On January 29, 2025, AmCham Haiti participated in an important discussion on the recent agreement signed between the Haitian government and the International Monetary Fund (IMF) in December 2024. The session, led by economist Mr. Pierre-Marie Boisson, offered a critical analysis of the IMF’s role in Haiti’s economic management and the broader implications of its policies on the country’s fiscal trajectory.

 

Mr. Maulik Radia, President of the Association des Industries d’Haïti (ADIH), opened the session by emphasizing the importance of understanding the IMF’s influence on Haiti’s economic framework. He point out the need for informed engagement with IMF protocols to better evaluate their potential impact on national economic stability. In this context, he invited Mr. Boisson to provide a comprehensive presentation.

 

Mr. Boisson began by addressing common misconceptions surrounding the IMF. While often perceived as imposing reforms, the institution primarily issues strategic recommendations aimed at achieving macroeconomic stability through inflation control, fiscal discipline, and exchange rate management. However, he acknowledged that some of these recommendations such as the removal of government subsidies—can have severe socio-economic consequences in fragile contexts like Haiti.

 

Key Issues and Recommendations:

 

  1. Fuel Subsidies: Citing the 2018 removal of fuel subsidies, Mr.

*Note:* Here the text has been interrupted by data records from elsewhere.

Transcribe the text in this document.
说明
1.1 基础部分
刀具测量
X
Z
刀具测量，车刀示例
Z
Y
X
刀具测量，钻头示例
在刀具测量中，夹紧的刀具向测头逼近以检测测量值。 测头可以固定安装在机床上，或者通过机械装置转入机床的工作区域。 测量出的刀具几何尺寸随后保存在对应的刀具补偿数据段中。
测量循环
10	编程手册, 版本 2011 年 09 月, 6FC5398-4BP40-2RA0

Boisson noted the social unrest and economic hardship that followed. He urged a more cautious and context-sensitive approach to implementing such measures.
  2. Exchange Rate Policy: Mr. Boisson criticized the artificially maintained exchange rate, explaining that it erodes the purchasing power of households receiving remittances resulting in a 32% loss in one year. He recommended a gradual depreciation of the gourde, aligning monetary policy with inflation trends, as practiced in the Dominican Republic and Mexico.
  3. Customs Reform and Taxation: He stressed the urgent need to overhaul customs operations, proposing the adoption of a standardized “blue book” valuation system to ensure equity and reduce corruption. A predictable tax environment with consistent rates and increased transparency was also recommended to support business confidence and investment.
  4. Public Sector Transparency: Although the IMF agreement calls for enhanced government transparency, Mr. Boisson highlighted the absence of detailed strategies to address critical areas such as customs valuation—an essential element in increasing public revenues and fostering a fairer business climate.

 

The session concluded with a consensus on the need for IMF recommendations to be adapted to Haiti’s unique socio-economic realities. While IMF engagement offers a framework for macroeconomic stability, true economic recovery must balance fiscal responsibility with social equity and robust private sector participation.